Perhaps, as Halford suggested, it’s because they were the twin stars of a once-dominant and reviled Canucks club. The Sedins, however, had little to do with it. Yes, they did at times draw penalties by diving, though they were no worse at it than several of their contemporaries. Besides, it was physical players and agitators such as Ryan Kesler, Kevin Bieksa, Alex Burrows and Maxime Lapierre who were largely responsible for the club’s reputation back then.
Maybe it’s because the Sedins are from Sweden, a source of puzzling derision for some North American players, fans and pundits dating back to the mid-1970s, when Toronto Maple Leafs Hall-of-Fame defenseman Borje Salming was targeted as a “Chicken Swede”.

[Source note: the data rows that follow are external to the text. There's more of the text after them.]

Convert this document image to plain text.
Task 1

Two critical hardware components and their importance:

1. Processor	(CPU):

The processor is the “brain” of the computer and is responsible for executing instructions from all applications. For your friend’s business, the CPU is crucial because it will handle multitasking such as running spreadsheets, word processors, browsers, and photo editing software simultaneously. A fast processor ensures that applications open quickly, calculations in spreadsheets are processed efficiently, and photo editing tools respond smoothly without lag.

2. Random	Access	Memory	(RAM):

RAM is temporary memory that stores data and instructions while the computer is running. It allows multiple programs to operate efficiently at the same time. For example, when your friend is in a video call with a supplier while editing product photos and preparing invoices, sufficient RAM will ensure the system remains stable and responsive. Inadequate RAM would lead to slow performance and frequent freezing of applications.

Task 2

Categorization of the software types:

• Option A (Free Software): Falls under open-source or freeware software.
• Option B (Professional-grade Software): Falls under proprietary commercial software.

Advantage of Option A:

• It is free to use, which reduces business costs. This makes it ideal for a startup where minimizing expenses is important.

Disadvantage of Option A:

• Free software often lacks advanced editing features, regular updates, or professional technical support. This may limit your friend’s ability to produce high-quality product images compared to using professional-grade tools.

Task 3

Perhaps it’s their low-key personalities. Nothing ever seemed to really bother them. Opposing players would get in their faces with taunts, threats, punches and high sticks and the twins simply wouldn’t engage. In a sport that still prides itself on its rough-and-tumble image, the Sedins’ unwillingness to take part in such antics cast them into a sometimes harsh spotlight.

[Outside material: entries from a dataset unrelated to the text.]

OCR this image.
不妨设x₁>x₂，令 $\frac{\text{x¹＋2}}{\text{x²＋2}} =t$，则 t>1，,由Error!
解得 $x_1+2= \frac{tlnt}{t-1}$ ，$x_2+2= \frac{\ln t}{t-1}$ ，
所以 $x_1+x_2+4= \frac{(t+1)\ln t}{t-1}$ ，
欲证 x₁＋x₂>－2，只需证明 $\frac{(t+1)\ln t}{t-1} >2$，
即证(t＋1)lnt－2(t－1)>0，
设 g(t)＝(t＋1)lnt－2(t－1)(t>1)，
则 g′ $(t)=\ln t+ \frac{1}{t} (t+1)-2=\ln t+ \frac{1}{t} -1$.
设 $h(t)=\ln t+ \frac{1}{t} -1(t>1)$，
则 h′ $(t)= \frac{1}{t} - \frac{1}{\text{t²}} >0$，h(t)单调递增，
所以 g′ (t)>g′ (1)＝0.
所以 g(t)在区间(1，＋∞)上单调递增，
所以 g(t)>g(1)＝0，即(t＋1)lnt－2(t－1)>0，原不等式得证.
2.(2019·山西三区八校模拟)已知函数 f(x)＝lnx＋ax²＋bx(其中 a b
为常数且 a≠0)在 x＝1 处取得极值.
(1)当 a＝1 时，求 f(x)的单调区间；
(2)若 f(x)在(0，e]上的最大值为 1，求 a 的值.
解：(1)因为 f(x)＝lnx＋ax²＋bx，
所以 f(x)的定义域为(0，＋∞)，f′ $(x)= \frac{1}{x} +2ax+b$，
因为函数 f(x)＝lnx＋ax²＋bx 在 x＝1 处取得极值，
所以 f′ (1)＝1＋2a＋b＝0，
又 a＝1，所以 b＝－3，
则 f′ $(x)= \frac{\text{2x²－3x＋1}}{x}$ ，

Maybe it’s because they’re almost inseparable identical twins who share an uncanny on-ice chemistry that baffles their critics. Or perhaps it’s jealousy. After all, any team would be lucky to have a player as talented as one of the Sedins. Having two perhaps seemed a little unfair for some Canucks’ opponents. The rise of social media over the past decade also seemed to fan the flames of spite.
Whatever the reason behind the years of crude taunts and cheap shots, the Sedins rose above it all with a class and dignity deserving of respect and admiration. They took their lumps and kept playing at a high level. They never lost sight of the fact that the purpose of hockey is outscoring your opponent. For 17 seasons, few players did it better or with more consistency than Daniel and Henrik Sedin.
The Sedins will never get their names on the Stanley Cup as players. Their places in hockey history, however, will be forever enshrined in the Hockey Hall of Fame, perhaps as early as their first year of eligibility in 2021.